LLM推理KVCacheMooncake分离式架构Transfer EngineRDMAPrefill-DecodevLLMSGLangMoonshot AI
Published 2026-04-30 16:12Recent activity 2026-04-30 16:25Estimated read 6 min
Mooncake: In-Depth Analysis of the High-Performance LLM Inference Service Architecture Behind Kimi
1

Section 01

[Introduction] Mooncake: Core Analysis of the High-Performance LLM Inference Service Architecture Behind Kimi

Mooncake is an inference service platform built by Moonshot AI for its flagship large language model service Kimi. It corely adopts a KVCache-centric decoupled architecture, decouples Prefill and Decode clusters via Transfer Engine, supports multiple transmission protocols like RDMA/CXL/NVMe-oF, and has integrated mainstream inference frameworks such as vLLM, SGLang, and TensorRT-LLM. The platform has open-sourced key components and won the Best Paper Award at the FAST conference, serving as an important reference for LLM inference infrastructure.

2

Section 02

Project Background and Open-Source Significance

Mooncake is an inference platform built by Moonshot AI for Kimi.

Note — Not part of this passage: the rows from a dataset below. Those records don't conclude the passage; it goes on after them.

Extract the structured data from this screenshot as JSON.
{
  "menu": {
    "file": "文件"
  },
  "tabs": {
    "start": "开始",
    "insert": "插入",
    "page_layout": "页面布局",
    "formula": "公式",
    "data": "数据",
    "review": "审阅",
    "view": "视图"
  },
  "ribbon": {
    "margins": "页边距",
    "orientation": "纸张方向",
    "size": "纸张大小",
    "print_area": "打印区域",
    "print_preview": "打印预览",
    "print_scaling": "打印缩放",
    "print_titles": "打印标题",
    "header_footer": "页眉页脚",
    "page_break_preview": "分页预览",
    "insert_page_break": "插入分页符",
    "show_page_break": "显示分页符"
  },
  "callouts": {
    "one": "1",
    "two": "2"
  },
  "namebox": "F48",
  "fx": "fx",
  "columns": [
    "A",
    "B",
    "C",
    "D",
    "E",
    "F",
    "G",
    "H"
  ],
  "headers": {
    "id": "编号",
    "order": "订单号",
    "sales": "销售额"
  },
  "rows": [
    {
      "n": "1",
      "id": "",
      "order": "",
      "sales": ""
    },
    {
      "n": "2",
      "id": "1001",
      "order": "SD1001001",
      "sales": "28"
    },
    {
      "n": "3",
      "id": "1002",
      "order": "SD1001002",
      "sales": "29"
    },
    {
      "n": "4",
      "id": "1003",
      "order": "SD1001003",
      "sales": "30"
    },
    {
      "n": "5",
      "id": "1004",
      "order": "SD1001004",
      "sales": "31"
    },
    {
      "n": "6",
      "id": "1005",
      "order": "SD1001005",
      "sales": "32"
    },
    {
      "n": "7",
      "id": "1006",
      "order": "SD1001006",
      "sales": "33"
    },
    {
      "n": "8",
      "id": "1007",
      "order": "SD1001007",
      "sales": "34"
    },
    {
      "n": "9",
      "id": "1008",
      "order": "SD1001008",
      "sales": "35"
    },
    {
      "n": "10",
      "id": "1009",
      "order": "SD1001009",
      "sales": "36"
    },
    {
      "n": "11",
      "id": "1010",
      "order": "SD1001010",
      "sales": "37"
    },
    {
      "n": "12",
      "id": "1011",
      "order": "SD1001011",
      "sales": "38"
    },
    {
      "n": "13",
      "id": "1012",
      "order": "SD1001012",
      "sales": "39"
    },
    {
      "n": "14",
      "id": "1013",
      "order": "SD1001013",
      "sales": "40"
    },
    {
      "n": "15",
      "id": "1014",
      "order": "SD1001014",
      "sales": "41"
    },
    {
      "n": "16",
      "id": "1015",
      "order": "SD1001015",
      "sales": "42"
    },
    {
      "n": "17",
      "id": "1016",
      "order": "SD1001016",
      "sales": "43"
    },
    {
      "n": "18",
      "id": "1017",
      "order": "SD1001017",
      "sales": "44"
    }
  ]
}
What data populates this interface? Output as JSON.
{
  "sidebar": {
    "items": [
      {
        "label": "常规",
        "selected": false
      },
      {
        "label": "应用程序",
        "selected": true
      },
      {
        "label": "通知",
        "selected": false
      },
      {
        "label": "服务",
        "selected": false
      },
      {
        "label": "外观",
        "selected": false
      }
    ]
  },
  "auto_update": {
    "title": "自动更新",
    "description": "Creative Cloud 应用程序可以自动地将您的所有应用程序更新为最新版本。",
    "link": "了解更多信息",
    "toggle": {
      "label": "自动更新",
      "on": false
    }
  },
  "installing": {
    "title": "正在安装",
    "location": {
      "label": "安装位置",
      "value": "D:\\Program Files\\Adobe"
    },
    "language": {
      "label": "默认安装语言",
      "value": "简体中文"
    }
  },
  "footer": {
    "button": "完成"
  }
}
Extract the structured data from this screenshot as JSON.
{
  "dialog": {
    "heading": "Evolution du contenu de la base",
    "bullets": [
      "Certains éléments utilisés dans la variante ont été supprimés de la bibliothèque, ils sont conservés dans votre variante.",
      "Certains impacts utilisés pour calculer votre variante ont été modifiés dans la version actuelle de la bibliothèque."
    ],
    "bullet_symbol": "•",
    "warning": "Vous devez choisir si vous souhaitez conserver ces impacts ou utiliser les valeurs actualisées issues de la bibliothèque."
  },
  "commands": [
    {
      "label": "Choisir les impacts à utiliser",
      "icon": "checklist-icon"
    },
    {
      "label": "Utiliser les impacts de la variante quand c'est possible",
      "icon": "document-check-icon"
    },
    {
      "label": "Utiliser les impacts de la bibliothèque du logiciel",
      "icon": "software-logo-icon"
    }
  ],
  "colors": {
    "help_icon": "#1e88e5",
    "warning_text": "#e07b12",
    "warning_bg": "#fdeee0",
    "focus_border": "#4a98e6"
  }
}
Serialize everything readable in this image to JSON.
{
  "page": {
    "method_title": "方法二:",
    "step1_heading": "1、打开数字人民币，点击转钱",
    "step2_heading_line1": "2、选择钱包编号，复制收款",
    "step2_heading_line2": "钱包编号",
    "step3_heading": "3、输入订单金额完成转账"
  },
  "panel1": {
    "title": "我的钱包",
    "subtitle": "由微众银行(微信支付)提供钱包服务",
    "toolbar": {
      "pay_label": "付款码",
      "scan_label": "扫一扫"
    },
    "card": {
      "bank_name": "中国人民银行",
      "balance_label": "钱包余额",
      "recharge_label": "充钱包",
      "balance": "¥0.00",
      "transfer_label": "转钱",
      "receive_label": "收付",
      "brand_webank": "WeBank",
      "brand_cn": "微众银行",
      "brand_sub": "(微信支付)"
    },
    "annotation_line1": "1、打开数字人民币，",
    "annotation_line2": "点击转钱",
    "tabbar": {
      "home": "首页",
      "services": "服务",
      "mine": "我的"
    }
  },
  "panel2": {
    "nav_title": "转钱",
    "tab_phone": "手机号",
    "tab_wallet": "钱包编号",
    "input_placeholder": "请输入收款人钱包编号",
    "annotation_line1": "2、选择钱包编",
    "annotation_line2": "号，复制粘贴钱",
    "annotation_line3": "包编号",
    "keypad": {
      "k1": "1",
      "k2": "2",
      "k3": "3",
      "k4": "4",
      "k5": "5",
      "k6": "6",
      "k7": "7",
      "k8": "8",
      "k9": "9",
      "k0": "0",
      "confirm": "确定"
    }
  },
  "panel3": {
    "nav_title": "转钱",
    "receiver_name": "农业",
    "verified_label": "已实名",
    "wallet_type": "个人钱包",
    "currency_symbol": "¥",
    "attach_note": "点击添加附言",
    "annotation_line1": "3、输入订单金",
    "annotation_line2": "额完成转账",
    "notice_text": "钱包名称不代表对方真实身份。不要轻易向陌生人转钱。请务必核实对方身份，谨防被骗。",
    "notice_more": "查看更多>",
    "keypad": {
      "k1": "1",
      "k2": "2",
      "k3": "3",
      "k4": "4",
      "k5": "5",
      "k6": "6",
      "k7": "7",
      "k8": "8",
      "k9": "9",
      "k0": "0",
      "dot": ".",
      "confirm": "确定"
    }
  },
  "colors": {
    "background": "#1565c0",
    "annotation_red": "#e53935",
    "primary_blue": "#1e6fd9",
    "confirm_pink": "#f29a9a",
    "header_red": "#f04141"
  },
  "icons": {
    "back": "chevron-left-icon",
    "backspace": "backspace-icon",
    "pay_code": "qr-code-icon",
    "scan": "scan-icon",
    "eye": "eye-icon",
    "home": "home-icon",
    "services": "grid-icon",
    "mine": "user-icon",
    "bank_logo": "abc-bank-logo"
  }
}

It released a technical report in June 2024, open-sourced the core components of Transfer Engine in November 2024, and open-sourced Mooncake Store in March 2025. It won the Best Paper Award at the FAST conference in February 2025 and joined the PyTorch ecosystem the same year, becoming an officially supported inference acceleration component.

3

Section 03

Core Architecture: KVCache-Centric Decoupled Design

Mooncake innovatively adopts a KVCache-centric decoupled architecture:

  1. Prefill-Decode Decoupling: Deploy prompt processing (compute-intensive) and token generation (memory bandwidth-limited) on different GPU clusters to achieve resource specialization optimization, independent scaling, and flexible scheduling;
  2. Decoupled KVCache Pool: Use CPU/DRAM/SSD to build cross-layer storage (hot data in GPU memory, warm data in DRAM, cold data in SSD), supporting cache reuse between requests and elastic scaling.
4

Section 04

Key Components: Transfer Engine and Distributed Storage

  • Transfer Engine: A unified transmission interface that supports multiple protocols including RDMA (8×400Gbps reaching 190GB/s), NVMe-oF, and CXL. It has topology-aware path selection and multi-NIC bandwidth aggregation capabilities;
  • Mooncake Store: A distributed KVCache storage engine that supports multi-replica, striped parallel transmission, and hierarchical storage. It has been integrated with frameworks like SGLang HiCache and vLLM;
  • P2P Store: Decentralized peer-to-peer object sharing for checkpoint transmission, supporting 1T parameter model updates across thousands of GPUs in 20 seconds.
5

Section 05

Performance Verification and Production Performance

  • Throughput increased by up to 525% in simulated long-context scenarios;
  • Request volume under Kimi's real load was 75% higher than the baseline;
  • In July 2025, it supported the deployment of the K2 model on 128 H200 GPUs, achieving a Prefill throughput of 224k tokens/sec and a Decode throughput of 288k tokens/sec.
6

Section 06

Ecosystem Integration and Industry Applications

Mooncake has integrated mainstream inference frameworks: vLLM (v1 version supports PD decoupling), SGLang (HiCache backend and EPD decoupling), TensorRT-LLM (KVCache transmission backend), etc. It also supports elastic expert parallelism (fault detection, dynamic token routing) and tensor-centric ecosystem (full-stack tensor processing).

7

Section 07

Summary and Future Outlook

Mooncake represents the evolution direction of LLM inference architecture. It optimizes throughput and resource utilization through decoupled design and efficient transmission components. With the integration of mainstream frameworks, it is becoming one of the de facto standards for LLM inference infrastructure, providing production-verified architectural references and open-source components for large-scale LLM services.